How Is Electric Flux Calculated for a Cone in a Uniform Field?

[lizzyb]

Homework Statement

24.9 A cone of base radius R and height h is located on a horizontal table, and a horizontal uniform electric field E penetrates the cone, as shown here. Determine the electric flux entering the cone.

You can actually view the question and solution at:
http://www.ux1.eiu.edu/~cfadd/1360/24Gauss/HmwkSol.html

Homework Equations

$$\phi_E = EA$$
$$\phi_E = EA' = EA \cos \theta$$

The Attempt at a Solution

My first reaction was to set up a double integeral involving the surface area and cosine but that didn't go very far and then I found the solution on the web. My question is why? Here is the solution from the cited page:

A = .5 * b * h, b = 2R
so $$\phi_E = E \frac{1}{2} 2 R h = E R h$$

It is as if they unrolled half the surface of the cone and formed a triangle out of it which gave the area. Is that correct?

 

[Gokul43201]

No, that's not what they did. They projected the cone onto a plane normal to the E-field, and found the area of this projection.

$E \cdot dA = EAcos \theta$; the dot product is the projection of the area vector along the E-field times the strength of the E-field (recall the construction of the dot/scalar product). So, if you take each little area element (remember that the area vector points normally to the plane of the element), find its projection along the E-direction and then "add up" (integrate) these projections you find yourself with nothing but the projection of the entire surface area (which is nothing but the area of the "shadow" cast by this E-field).

 

[m2003]

Yes, that is correct. The solution on the cited page is using a simplified method to calculate the electric flux. The cone can be thought of as a flat surface that has been curved into a cone shape. By unrolling half of the cone, we can calculate the surface area of the curved surface as a triangle, as you mentioned. This makes the calculation much simpler and allows us to use the formula for the flux through a flat surface, \phi_E = EA.

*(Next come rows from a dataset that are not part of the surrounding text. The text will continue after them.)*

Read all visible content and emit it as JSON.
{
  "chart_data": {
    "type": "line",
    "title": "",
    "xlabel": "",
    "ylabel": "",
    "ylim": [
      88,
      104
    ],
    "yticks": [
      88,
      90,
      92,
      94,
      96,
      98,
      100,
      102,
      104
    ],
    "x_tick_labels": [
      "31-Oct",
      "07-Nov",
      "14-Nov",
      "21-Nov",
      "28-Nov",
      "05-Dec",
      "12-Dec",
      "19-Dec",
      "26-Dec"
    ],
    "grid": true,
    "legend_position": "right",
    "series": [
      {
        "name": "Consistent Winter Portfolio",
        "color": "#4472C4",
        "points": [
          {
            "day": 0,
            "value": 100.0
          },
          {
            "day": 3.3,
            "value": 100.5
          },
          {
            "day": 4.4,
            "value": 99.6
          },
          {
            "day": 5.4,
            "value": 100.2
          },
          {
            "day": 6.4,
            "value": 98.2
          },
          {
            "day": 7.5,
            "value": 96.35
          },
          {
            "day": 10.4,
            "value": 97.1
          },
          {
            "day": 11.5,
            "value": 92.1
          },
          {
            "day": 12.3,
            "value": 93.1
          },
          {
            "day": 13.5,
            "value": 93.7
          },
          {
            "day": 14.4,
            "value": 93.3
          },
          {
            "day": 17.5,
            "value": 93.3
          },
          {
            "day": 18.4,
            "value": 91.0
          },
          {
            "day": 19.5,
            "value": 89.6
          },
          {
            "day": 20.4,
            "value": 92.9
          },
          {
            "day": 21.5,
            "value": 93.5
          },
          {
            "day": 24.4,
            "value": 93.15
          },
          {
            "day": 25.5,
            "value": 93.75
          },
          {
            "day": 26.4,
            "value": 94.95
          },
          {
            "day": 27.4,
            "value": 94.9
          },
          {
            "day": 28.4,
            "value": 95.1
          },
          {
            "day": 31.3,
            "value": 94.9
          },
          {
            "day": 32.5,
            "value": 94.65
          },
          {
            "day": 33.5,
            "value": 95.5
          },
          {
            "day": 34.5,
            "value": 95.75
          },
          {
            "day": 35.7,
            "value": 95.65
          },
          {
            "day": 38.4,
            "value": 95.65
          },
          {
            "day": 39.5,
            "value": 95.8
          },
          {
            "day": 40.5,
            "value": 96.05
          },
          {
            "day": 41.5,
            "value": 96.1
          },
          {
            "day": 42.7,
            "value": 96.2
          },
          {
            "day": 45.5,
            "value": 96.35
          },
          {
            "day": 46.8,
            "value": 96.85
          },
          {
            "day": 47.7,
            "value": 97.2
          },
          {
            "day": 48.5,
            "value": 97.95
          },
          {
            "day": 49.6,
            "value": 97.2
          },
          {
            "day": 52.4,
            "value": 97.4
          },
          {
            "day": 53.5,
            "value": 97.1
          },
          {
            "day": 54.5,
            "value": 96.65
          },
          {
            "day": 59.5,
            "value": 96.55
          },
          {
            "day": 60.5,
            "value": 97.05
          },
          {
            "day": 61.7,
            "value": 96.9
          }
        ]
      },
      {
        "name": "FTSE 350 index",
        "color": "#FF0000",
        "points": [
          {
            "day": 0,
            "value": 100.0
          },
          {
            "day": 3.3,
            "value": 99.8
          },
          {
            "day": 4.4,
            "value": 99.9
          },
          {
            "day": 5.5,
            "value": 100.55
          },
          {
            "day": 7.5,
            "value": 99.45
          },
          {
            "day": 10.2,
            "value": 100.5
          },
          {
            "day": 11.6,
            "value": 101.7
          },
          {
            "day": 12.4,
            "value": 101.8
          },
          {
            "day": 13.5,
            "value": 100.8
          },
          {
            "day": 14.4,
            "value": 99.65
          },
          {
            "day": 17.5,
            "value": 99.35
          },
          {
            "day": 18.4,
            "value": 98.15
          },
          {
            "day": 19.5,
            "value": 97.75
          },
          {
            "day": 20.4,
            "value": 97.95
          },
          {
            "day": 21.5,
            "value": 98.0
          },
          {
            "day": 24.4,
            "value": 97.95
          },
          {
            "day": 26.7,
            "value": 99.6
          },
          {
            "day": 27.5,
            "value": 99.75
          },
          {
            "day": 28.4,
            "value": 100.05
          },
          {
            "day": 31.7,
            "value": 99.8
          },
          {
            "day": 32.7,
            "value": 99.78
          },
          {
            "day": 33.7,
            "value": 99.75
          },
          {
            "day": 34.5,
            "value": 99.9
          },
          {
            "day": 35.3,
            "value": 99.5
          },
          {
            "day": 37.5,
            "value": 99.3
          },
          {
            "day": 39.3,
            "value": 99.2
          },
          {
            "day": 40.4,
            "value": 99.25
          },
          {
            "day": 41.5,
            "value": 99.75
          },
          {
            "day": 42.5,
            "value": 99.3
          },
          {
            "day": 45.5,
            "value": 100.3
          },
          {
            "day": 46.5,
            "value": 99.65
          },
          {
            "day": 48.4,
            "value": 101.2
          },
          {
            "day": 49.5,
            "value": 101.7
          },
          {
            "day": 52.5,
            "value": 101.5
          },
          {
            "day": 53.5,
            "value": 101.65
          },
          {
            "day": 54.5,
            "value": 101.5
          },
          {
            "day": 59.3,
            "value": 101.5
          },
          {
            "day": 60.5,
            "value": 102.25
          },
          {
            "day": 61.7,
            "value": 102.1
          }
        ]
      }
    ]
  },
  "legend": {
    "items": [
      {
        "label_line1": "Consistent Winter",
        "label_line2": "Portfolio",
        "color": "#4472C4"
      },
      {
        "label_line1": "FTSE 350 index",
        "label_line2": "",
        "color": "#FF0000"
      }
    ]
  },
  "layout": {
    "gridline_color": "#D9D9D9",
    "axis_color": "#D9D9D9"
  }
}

Another way to think about it is that the electric field is perpendicular to the surface of the cone at every point, so we can use the simpler formula for a flat surface. This is because the electric flux is a measure of the number of electric field lines passing through a given area, and in this case, all of the field lines are perpendicular to the surface.

In general, it is important to understand the concept behind the solution and how it relates to the problem at hand, rather than just memorizing formulas. In this case, understanding the relationship between the electric field and the surface of the cone allows us to simplify the calculation and arrive at the correct solution.